I suppose it’s politically easier to get tough on vulnerable and disenfranchised groups like immigrants and the homeless than it is to look an electorally valuable section of the UK public in the eye and say, “you’re wrong.”
In an age of permanent austerity, empathy is in short supply. Some people need scapegoats.
For many, simply the illusion that something is being done is enough. This political cover allows the Tories to advance their socially harmful agenda unchallenged.
An agenda rooted in a belief that people already living in conditions of stress and adversity will do something other than buckle when confronted by an onslaught of a calculated hostility. Before the Windrush scandal became public knowledge, many people had already lost their jobs, were denied health care and had their bank accounts frozen.
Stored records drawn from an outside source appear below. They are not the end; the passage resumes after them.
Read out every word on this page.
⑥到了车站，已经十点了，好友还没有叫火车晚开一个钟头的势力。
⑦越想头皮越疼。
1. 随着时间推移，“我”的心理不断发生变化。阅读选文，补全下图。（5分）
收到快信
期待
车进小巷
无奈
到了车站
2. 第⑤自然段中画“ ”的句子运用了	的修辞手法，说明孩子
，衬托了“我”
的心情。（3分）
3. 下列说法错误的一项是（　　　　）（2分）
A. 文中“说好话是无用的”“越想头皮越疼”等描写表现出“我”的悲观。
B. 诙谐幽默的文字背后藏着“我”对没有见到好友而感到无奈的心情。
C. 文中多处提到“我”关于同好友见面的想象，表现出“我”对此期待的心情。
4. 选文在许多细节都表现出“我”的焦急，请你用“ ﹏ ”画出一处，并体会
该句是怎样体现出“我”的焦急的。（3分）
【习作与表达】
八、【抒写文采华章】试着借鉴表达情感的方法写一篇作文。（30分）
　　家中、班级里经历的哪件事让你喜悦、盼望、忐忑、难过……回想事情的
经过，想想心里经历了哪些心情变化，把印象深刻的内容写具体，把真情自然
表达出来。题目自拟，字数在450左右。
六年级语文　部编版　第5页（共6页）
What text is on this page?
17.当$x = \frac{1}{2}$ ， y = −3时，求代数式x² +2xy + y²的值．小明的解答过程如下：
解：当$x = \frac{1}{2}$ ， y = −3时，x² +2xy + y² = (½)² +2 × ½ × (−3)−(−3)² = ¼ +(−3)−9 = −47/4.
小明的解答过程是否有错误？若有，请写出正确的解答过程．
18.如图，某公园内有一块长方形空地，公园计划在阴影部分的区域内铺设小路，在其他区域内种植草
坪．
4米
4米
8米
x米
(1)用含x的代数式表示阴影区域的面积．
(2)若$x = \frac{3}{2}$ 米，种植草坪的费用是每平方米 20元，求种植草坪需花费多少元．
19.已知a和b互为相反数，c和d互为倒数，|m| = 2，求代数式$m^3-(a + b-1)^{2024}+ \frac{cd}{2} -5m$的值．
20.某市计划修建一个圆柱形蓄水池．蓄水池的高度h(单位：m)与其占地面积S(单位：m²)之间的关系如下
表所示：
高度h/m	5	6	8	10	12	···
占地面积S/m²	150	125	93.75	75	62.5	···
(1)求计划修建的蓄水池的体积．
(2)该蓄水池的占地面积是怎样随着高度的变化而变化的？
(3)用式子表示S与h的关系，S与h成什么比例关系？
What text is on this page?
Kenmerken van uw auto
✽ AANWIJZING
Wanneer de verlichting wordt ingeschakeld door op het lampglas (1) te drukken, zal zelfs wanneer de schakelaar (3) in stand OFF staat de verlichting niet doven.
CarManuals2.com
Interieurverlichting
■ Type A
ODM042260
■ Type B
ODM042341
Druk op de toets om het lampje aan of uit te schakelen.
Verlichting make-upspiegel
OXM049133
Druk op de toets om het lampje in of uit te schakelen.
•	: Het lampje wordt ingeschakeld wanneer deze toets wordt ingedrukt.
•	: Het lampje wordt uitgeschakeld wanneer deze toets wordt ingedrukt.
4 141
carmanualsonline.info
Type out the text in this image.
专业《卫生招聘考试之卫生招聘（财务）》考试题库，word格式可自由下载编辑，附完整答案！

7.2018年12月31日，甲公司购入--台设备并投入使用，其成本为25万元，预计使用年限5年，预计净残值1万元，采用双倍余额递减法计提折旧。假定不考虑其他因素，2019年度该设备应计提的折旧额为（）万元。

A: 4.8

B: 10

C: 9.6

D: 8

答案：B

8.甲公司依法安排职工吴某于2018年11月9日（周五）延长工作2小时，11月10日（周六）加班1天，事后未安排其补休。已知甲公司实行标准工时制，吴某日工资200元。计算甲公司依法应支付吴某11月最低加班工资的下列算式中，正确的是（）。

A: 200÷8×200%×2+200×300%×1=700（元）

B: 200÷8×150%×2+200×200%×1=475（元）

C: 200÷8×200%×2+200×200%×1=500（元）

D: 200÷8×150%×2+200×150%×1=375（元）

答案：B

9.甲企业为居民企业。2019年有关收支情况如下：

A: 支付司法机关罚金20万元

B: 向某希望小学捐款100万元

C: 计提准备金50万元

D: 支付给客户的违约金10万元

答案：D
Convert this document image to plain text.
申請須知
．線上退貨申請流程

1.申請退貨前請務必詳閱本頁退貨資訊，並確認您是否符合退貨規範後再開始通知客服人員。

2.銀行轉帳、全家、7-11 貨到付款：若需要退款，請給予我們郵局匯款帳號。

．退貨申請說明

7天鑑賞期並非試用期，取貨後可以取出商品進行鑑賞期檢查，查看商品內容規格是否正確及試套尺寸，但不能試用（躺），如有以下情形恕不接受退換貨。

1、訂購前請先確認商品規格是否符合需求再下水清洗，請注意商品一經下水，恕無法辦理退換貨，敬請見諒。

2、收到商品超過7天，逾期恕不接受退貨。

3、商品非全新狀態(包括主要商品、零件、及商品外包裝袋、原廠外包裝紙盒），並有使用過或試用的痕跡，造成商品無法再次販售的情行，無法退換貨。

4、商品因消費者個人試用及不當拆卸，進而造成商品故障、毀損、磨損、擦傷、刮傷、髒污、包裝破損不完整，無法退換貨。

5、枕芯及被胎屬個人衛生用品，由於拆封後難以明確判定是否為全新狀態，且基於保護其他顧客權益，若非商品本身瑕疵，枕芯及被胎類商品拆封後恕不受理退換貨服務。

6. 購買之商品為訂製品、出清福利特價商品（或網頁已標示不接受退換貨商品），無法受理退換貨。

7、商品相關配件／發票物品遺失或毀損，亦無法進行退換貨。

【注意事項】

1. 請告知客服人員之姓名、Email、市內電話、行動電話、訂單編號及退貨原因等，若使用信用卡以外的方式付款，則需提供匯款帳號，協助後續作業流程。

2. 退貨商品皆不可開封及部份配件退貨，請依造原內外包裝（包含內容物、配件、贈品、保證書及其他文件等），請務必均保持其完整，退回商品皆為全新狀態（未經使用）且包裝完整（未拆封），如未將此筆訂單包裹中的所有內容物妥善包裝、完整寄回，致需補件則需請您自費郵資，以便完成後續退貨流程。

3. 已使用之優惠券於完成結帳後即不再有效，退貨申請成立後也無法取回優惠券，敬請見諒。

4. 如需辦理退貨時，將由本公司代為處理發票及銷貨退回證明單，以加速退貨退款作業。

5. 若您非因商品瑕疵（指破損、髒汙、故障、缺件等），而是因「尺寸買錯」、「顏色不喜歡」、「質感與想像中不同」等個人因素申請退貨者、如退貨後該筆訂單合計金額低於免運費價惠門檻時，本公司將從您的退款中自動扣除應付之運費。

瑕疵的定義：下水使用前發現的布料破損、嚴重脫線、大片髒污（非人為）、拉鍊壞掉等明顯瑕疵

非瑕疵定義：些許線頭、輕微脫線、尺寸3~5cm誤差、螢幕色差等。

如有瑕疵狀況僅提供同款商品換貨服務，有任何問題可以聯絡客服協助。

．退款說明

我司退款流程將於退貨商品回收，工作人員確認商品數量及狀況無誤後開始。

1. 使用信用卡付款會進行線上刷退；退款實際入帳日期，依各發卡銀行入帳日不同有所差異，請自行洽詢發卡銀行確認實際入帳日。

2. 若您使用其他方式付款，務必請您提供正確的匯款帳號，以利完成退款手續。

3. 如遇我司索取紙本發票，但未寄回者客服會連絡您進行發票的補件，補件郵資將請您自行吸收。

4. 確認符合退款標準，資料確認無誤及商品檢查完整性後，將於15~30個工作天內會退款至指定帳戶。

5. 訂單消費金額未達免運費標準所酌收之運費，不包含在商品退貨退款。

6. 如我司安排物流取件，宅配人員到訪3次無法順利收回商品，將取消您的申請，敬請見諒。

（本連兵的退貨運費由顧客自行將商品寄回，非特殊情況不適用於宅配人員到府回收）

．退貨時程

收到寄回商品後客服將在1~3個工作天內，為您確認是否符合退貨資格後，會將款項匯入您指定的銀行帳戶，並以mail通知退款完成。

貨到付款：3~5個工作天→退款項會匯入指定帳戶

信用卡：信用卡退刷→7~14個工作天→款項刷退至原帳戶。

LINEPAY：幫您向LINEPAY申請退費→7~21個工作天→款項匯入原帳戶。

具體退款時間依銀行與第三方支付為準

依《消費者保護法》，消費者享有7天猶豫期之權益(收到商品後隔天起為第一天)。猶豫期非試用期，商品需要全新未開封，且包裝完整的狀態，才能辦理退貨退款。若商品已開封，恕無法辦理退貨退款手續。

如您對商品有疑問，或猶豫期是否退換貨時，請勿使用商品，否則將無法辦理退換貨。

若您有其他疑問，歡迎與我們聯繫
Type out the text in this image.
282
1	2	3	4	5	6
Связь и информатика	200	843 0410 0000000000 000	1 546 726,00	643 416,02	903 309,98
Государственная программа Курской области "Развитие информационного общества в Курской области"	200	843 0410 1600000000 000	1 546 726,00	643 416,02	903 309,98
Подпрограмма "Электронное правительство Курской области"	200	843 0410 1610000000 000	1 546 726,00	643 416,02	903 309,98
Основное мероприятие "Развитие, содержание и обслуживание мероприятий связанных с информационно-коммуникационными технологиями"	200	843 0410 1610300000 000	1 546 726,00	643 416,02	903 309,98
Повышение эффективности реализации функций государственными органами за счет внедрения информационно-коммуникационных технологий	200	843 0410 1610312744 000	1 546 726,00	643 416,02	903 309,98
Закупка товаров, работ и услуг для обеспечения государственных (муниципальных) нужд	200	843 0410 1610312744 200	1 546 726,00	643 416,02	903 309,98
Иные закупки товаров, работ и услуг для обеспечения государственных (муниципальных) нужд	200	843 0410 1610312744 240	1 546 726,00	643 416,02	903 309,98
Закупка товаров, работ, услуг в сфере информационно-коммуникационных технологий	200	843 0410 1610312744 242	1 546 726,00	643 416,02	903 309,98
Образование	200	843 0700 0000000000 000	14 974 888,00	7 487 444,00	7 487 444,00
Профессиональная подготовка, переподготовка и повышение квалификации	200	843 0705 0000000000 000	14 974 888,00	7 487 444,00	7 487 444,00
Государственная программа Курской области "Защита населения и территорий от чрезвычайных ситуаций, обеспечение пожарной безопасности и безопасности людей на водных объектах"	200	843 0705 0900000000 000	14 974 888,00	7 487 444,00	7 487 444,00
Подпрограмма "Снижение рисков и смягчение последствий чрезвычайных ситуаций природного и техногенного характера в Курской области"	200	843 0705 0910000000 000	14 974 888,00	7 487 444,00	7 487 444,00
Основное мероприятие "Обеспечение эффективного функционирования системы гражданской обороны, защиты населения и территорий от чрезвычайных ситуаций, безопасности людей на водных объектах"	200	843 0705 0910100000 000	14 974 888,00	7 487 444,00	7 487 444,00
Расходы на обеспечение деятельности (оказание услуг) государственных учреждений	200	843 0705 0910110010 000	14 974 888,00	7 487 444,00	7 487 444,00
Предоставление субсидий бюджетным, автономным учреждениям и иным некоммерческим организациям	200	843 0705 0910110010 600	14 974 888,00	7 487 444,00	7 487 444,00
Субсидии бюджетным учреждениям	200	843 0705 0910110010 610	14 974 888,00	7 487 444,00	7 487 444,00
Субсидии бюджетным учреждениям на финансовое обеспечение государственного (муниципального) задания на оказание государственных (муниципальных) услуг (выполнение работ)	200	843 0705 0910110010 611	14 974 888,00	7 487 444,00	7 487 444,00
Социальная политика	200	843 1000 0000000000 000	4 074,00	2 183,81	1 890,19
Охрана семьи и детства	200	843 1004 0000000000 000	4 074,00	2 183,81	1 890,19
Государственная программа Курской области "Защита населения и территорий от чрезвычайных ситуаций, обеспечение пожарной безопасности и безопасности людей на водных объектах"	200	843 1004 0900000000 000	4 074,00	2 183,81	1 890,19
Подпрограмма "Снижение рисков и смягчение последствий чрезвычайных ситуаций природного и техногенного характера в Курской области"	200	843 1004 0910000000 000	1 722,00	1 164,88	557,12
That unforgiving and painful policy lines up with what’s being done in other areas of public life.
Take the current culture of welfare conditionality where harsh sanctions – designed to incentivise people into work – are not only driving foodbank use and homelessness but creating more financial costs further down the line.
Then there’s the now infamous rape clause, where women are granted exemption from the twochild cap on tax credits if they can prove a third child was conceived through sexual assault.
From the treatment of immigrants with a legal right to be here, to faceless DWP mercenaries, encouraged by generous bonus packages to treat the unemployed, sick and disabled as suspects in a criminal trial, it’s clear the current UK Government are either extremely callous or dangerously stupid.
Sadly, this represents the tip of a very large iceberg. The “hostile environment” policy is not just an impulsive, reactionary and superficial manifesto gimmick designed to appease an angry and politically valuable section of the English electorate. It’s a nightmarish vision of a United Kingdom under permanent Tory rule.